Les progrès de l’industrie ont fait considérer un capital prêté sous un tout autre jour. Ce n’est plus maintenant, dans les cas ordinaires, un secours dont on a besoin ; c’est un agent, un outil dont celui qui l’emploie peut se servir très-utilement pour la société, et avec un grand bénéfice pour lui-même.
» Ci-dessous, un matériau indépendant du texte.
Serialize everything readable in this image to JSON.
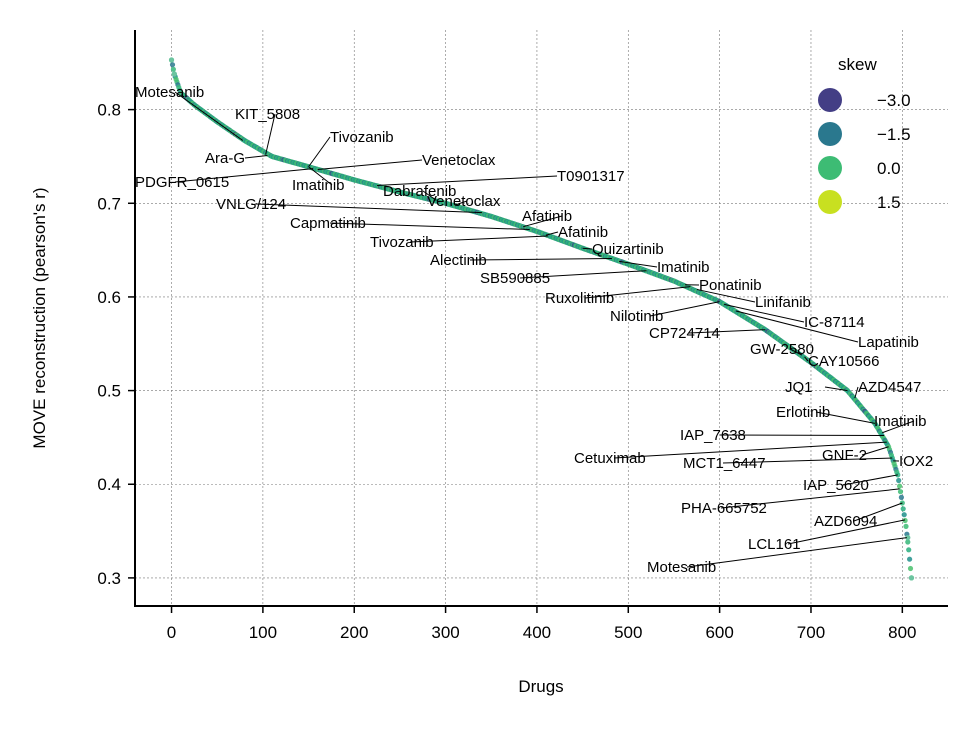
{
  "chart_data": {
    "type": "scatter",
    "title": "",
    "xlabel": "Drugs",
    "ylabel": "MOVE reconstruction (pearson's r)",
    "xlim": [
      -40,
      850
    ],
    "ylim": [
      0.27,
      0.885
    ],
    "xticks": [
      0,
      100,
      200,
      300,
      400,
      500,
      600,
      700,
      800
    ],
    "yticks": [
      0.3,
      0.4,
      0.5,
      0.6,
      0.7,
      0.8
    ],
    "grid": true,
    "legend": {
      "title": "skew",
      "placement": "top-right",
      "entries": [
        {
          "label": "−3.0",
          "color": "#433e85"
        },
        {
          "label": "−1.5",
          "color": "#2a788e"
        },
        {
          "label": "0.0",
          "color": "#3dbc74"
        },
        {
          "label": "1.5",
          "color": "#c8e020"
        }
      ]
    },
    "curve_knots": [
      [
        0,
        0.853
      ],
      [
        3,
        0.838
      ],
      [
        10,
        0.818
      ],
      [
        25,
        0.805
      ],
      [
        50,
        0.787
      ],
      [
        80,
        0.767
      ],
      [
        110,
        0.75
      ],
      [
        150,
        0.739
      ],
      [
        200,
        0.725
      ],
      [
        250,
        0.712
      ],
      [
        300,
        0.7
      ],
      [
        350,
        0.686
      ],
      [
        400,
        0.67
      ],
      [
        450,
        0.652
      ],
      [
        500,
        0.635
      ],
      [
        550,
        0.617
      ],
      [
        600,
        0.595
      ],
      [
        650,
        0.565
      ],
      [
        700,
        0.53
      ],
      [
        740,
        0.5
      ],
      [
        770,
        0.465
      ],
      [
        785,
        0.44
      ],
      [
        795,
        0.41
      ],
      [
        800,
        0.38
      ],
      [
        804,
        0.355
      ],
      [
        807,
        0.33
      ],
      [
        810,
        0.3
      ]
    ],
    "n_points": 811,
    "annotations": [
      {
        "label": "Motesanib",
        "x": 78,
        "y": 0.767
      },
      {
        "label": "KIT_5808",
        "x": 103,
        "y": 0.752
      },
      {
        "label": "Tivozanib",
        "x": 150,
        "y": 0.739
      },
      {
        "label": "Ara-G",
        "x": 105,
        "y": 0.751
      },
      {
        "label": "Venetoclax",
        "x": 160,
        "y": 0.736
      },
      {
        "label": "T0901317",
        "x": 225,
        "y": 0.719
      },
      {
        "label": "PDGFR_0615",
        "x": 155,
        "y": 0.737
      },
      {
        "label": "Imatinib",
        "x": 150,
        "y": 0.739
      },
      {
        "label": "Dabrafenib",
        "x": 290,
        "y": 0.703
      },
      {
        "label": "Venetoclax",
        "x": 310,
        "y": 0.698
      },
      {
        "label": "VNLG/124",
        "x": 340,
        "y": 0.69
      },
      {
        "label": "Afatinib",
        "x": 385,
        "y": 0.675
      },
      {
        "label": "Capmatinib",
        "x": 392,
        "y": 0.672
      },
      {
        "label": "Afatinib",
        "x": 410,
        "y": 0.666
      },
      {
        "label": "Tivozanib",
        "x": 412,
        "y": 0.665
      },
      {
        "label": "Quizartinib",
        "x": 450,
        "y": 0.652
      },
      {
        "label": "Alectinib",
        "x": 482,
        "y": 0.641
      },
      {
        "label": "Imatinib",
        "x": 490,
        "y": 0.638
      },
      {
        "label": "SB590885",
        "x": 520,
        "y": 0.628
      },
      {
        "label": "Ponatinib",
        "x": 562,
        "y": 0.613
      },
      {
        "label": "Ruxolitinib",
        "x": 568,
        "y": 0.611
      },
      {
        "label": "Linifanib",
        "x": 575,
        "y": 0.608
      },
      {
        "label": "Nilotinib",
        "x": 600,
        "y": 0.595
      },
      {
        "label": "IC-87114",
        "x": 605,
        "y": 0.592
      },
      {
        "label": "Lapatinib",
        "x": 618,
        "y": 0.585
      },
      {
        "label": "CP724714",
        "x": 650,
        "y": 0.565
      },
      {
        "label": "GW-2580",
        "x": 690,
        "y": 0.538
      },
      {
        "label": "CAY10566",
        "x": 693,
        "y": 0.536
      },
      {
        "label": "JQ1",
        "x": 740,
        "y": 0.5
      },
      {
        "label": "AZD4547",
        "x": 748,
        "y": 0.492
      },
      {
        "label": "Erlotinib",
        "x": 770,
        "y": 0.465
      },
      {
        "label": "Imatinib",
        "x": 778,
        "y": 0.455
      },
      {
        "label": "IAP_7638",
        "x": 780,
        "y": 0.452
      },
      {
        "label": "Cetuximab",
        "x": 783,
        "y": 0.445
      },
      {
        "label": "GNF-2",
        "x": 785,
        "y": 0.44
      },
      {
        "label": "MCT1_6447",
        "x": 789,
        "y": 0.428
      },
      {
        "label": "IOX2",
        "x": 790,
        "y": 0.425
      },
      {
        "label": "IAP_5620",
        "x": 795,
        "y": 0.41
      },
      {
        "label": "PHA-665752",
        "x": 797,
        "y": 0.395
      },
      {
        "label": "AZD6094",
        "x": 800,
        "y": 0.38
      },
      {
        "label": "LCL161",
        "x": 803,
        "y": 0.362
      },
      {
        "label": "Motesanib",
        "x": 805,
        "y": 0.343
      }
    ]
  }
}
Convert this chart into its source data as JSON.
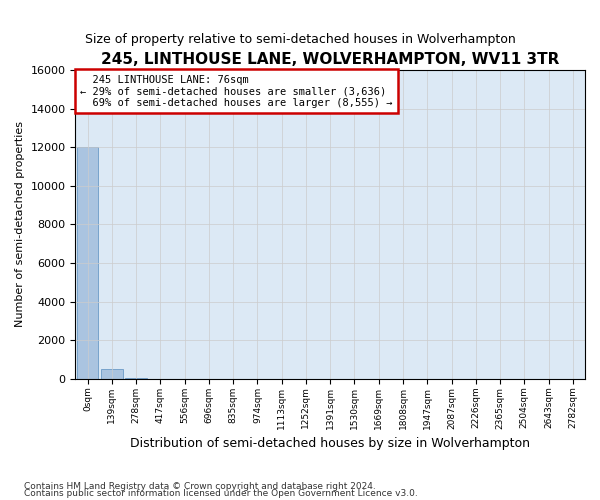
{
  "title": "245, LINTHOUSE LANE, WOLVERHAMPTON, WV11 3TR",
  "subtitle": "Size of property relative to semi-detached houses in Wolverhampton",
  "xlabel": "Distribution of semi-detached houses by size in Wolverhampton",
  "ylabel": "Number of semi-detached properties",
  "bin_labels": [
    "0sqm",
    "139sqm",
    "278sqm",
    "417sqm",
    "556sqm",
    "696sqm",
    "835sqm",
    "974sqm",
    "1113sqm",
    "1252sqm",
    "1391sqm",
    "1530sqm",
    "1669sqm",
    "1808sqm",
    "1947sqm",
    "2087sqm",
    "2226sqm",
    "2365sqm",
    "2504sqm",
    "2643sqm",
    "2782sqm"
  ],
  "bar_heights": [
    12000,
    500,
    30,
    10,
    5,
    3,
    2,
    2,
    2,
    2,
    2,
    1,
    1,
    1,
    1,
    1,
    1,
    1,
    1,
    1,
    0
  ],
  "bar_color": "#aac4e0",
  "bar_edge_color": "#5a8fc0",
  "property_label": "245 LINTHOUSE LANE: 76sqm",
  "pct_smaller": 29,
  "pct_larger": 69,
  "count_smaller": 3636,
  "count_larger": 8555,
  "ylim": [
    0,
    16000
  ],
  "yticks": [
    0,
    2000,
    4000,
    6000,
    8000,
    10000,
    12000,
    14000,
    16000
  ],
  "annotation_box_color": "#ffffff",
  "annotation_box_edge": "#cc0000",
  "grid_color": "#cccccc",
  "bg_color": "#dce9f5",
  "footnote1": "Contains HM Land Registry data © Crown copyright and database right 2024.",
  "footnote2": "Contains public sector information licensed under the Open Government Licence v3.0."
}
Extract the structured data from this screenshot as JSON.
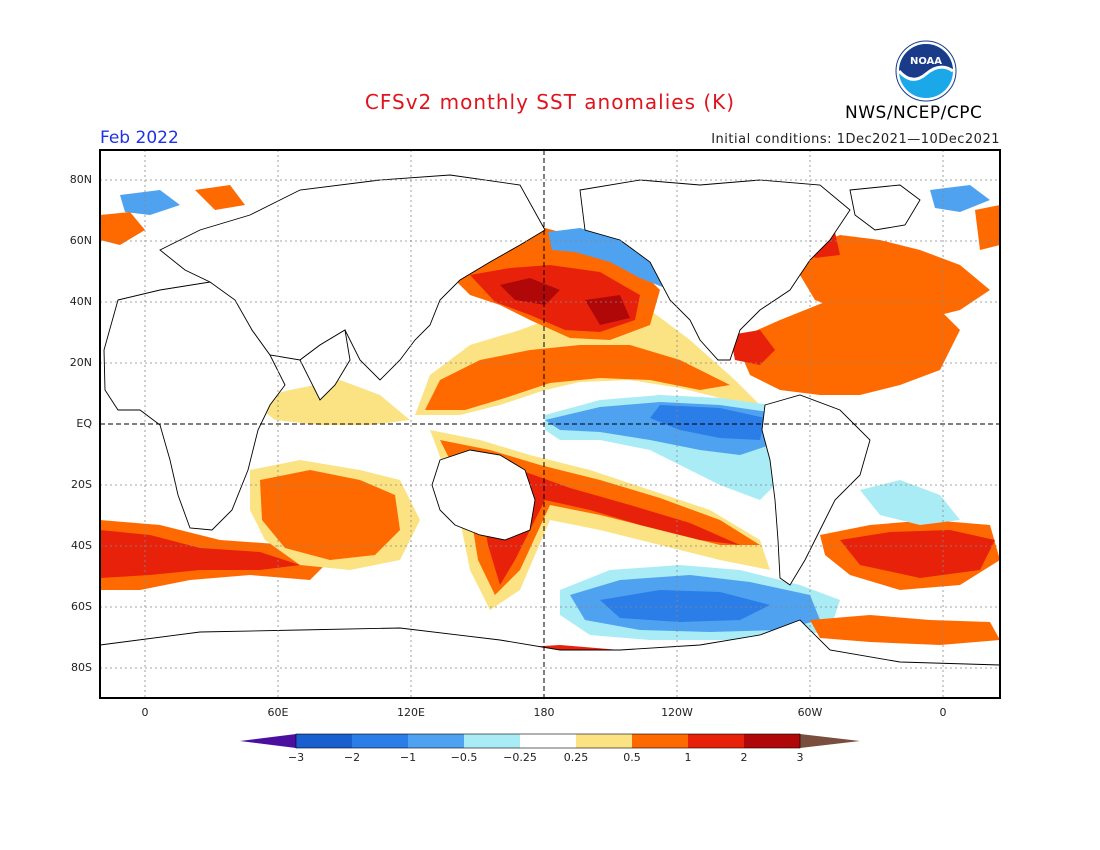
{
  "header": {
    "title": "CFSv2 monthly SST anomalies (K)",
    "month": "Feb 2022",
    "initial_conditions": "Initial conditions: 1Dec2021—10Dec2021",
    "organization": "NWS/NCEP/CPC",
    "logo_text": "NOAA"
  },
  "map": {
    "lat_labels": [
      "80N",
      "60N",
      "40N",
      "20N",
      "EQ",
      "20S",
      "40S",
      "60S",
      "80S"
    ],
    "lon_labels": [
      "0",
      "60E",
      "120E",
      "180",
      "120W",
      "60W",
      "0"
    ],
    "field": "SST anomaly",
    "units": "K"
  },
  "colorbar": {
    "labels": [
      "−3",
      "−2",
      "−1",
      "−0.5",
      "−0.25",
      "0.25",
      "0.5",
      "1",
      "2",
      "3"
    ],
    "colors": [
      "#4b0fa0",
      "#1a5fd0",
      "#2b7de8",
      "#4fa2f0",
      "#a9ecf6",
      "#ffffff",
      "#fbe384",
      "#ff6a00",
      "#e8220a",
      "#b00808",
      "#7a4e3e"
    ]
  }
}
Dès-lors il n’y a pas plus d’avarice ni d’immoralité à en tirer un loyer, qu’à tirer un fermage de sa terre, un salaire de son industrie ; c’est une compensation équitable, fondée sur une convenance réciproque ; et la convention entre l’entrepreneur et le prêteur, par laquelle ce loyer est fixé, est du même genre que toutes les conventions.

Mais dans l’échange ordinaire, tout est terminé quand l’échange est consommé ; tandis que dans le prêt il s’agit encore d’évaluer le risque que court le prêteur, de ne pas rentrer en possession de la totalité ou d’une partie de son capital. Ce risque est apprécié et payé au moyen d’une autre portion d’intérêt ajoutée à la première, et qui forme une véritable prime d’assurance.

Toutes les fois qu’il est question d’intérêts de fonds, il faut soigneusement distinguer ces deux parties dont ils se composent, sous peine d’en raisonner tout de travers, et souvent de faire, soit comme particulier, soit comme agent de l’autorité publique, des opérations inutiles ou fâcheuses.

C’est ainsi qu’on a constamment réveillé l’usure, quand on a voulu limiter le taux de l’intérêt ou l’abolir entièrement. Plus les menaces étaient

  1. Esprit des Lois, liv. XXI, ch. 20.